二日目
春です!
新学期などいろいろなイベントがあるこの季節、僕はぬいぐるみのアルバイトをしています。
「クマさん!ありがと!」
「クマさん!クマさん!」
「僕のクマさんだぞ!」
コラコラそこ、喧嘩しない。
何度、やっても心が和む仕事だ。
体はしんどくなるけど、必ず笑顔を向けてくれる。クマさんに……。
これで、お金も貰えるなんて素晴らしい。
今日は春のイベント、春限定、花モリ餅をタダで配ってあげるイベントだ。
でも、春先は皆忙しいらしく客足もさほど多くはない。
それでも、仕事はこなす。何のために?子ども達の笑顔のためさ。
森の休息所
「リスさん、この花モリ餅って前からやっていた物なんですか?」
この人は謎ばかりのヤクザ系ボス、リスさんだ。
「クマ公、なんでソイツが花モリ餅ってか知ってるかい?」
「いえ、存じあげませんが。」
「ふ、それはな。この森の動物達はみな、寒い冬にも負けないで冬眠もせずに働き続けている。そんな動物達にお疲れ様とこれからも宜しくという挨拶を込めてこの餅は作られたのさ。つまり、創立1年目から作られてるわけだ。」
前置き長いんですけど。やっぱりリスさんには何も語らせない方がいいな。
「でも、本当にこの餅、美味しいです。ね、タヌキさん。」
いまだにそのマスクの下を見せようとしないタヌキさんはビクッと驚いて、キョロキョロと辺りを見ながら、意を決したようにコクっと頷いた。
仕草が可愛いからグッと!
何をさせても可愛い。無口なタヌキさんなのでした。
「ところでリスさん。この餅ってどこの業者さんで作ってるんですか?」
煙草を吹かして、一呼吸おいて、また、煙草を吸って……。
「いや、分からないなら分からないと言って下さいよ!」
「クマ公、慌てるなよ。焦れば焦るだけ、相手にその胸の内がバレちまう。漢はそんな弱いところを視られたら負け……なんだぜ。」
「ですから、返事を下さいよ。」
話を聴いていたのかタヌキさんもコクコクと頷いている。
「仕方ねーな……。ついて来い。森の小鳥さん達を紹介してやるよ。」
着いたのはモリモリランドの敷地の一角にある木の生い茂った廃虚のような場所だった。
よくその扉を見ると侵入禁止というお札が貼ってある。ホラーバリバリの臨場感を出した作りだ。こんな所、子ども達も来ないだろう。

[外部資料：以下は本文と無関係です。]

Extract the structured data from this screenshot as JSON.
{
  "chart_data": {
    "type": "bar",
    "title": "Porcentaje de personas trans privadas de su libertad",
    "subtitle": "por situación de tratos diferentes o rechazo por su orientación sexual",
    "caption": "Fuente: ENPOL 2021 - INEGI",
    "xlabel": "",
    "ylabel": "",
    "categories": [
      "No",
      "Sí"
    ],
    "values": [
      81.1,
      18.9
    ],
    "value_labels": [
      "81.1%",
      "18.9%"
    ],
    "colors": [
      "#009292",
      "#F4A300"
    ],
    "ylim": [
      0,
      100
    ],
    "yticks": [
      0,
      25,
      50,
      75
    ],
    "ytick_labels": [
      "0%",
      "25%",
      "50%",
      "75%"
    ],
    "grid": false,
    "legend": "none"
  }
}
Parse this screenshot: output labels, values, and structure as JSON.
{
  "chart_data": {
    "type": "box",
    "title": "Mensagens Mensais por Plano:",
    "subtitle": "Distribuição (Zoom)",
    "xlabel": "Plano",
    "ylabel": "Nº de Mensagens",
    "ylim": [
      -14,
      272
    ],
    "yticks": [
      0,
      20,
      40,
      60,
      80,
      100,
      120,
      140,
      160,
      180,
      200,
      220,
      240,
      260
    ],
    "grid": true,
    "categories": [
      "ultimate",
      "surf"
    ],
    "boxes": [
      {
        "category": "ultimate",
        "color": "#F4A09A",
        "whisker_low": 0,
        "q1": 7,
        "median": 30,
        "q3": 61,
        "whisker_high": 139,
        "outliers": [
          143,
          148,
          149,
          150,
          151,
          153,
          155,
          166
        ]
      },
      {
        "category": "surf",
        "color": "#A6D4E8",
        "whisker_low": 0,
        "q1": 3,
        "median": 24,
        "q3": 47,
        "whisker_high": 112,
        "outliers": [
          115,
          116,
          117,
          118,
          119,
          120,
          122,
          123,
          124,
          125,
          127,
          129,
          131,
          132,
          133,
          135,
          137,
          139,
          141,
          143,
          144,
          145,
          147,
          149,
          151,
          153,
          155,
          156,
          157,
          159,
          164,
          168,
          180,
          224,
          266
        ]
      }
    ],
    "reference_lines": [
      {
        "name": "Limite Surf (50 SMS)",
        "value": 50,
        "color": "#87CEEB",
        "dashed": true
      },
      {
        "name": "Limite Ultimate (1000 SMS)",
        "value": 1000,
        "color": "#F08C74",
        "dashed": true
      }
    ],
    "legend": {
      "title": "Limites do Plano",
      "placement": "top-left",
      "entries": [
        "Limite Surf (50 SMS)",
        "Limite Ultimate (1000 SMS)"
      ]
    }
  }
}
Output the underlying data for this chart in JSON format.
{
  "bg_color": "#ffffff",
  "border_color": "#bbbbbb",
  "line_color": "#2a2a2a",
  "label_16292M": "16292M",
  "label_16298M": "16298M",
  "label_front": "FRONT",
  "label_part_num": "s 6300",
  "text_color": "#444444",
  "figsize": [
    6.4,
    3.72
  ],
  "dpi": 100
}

リスさんの愛らしい手はそんなお札を無惨にも破り捨てて、扉の先にさっさと行ってしまう。
「タヌキさん僕達も行きましょうか。」
タヌキさんも首を縦に振ってくれている。
扉を開ける手が震えている。強大な存在がこの先にいるというのか!?
震える手をどうにか押し切り、扉を開いた。
その中にいた者は!?
「きゃぁぁあぁあああ!!!!」
その時僕は初めて彼女の声を聴いた。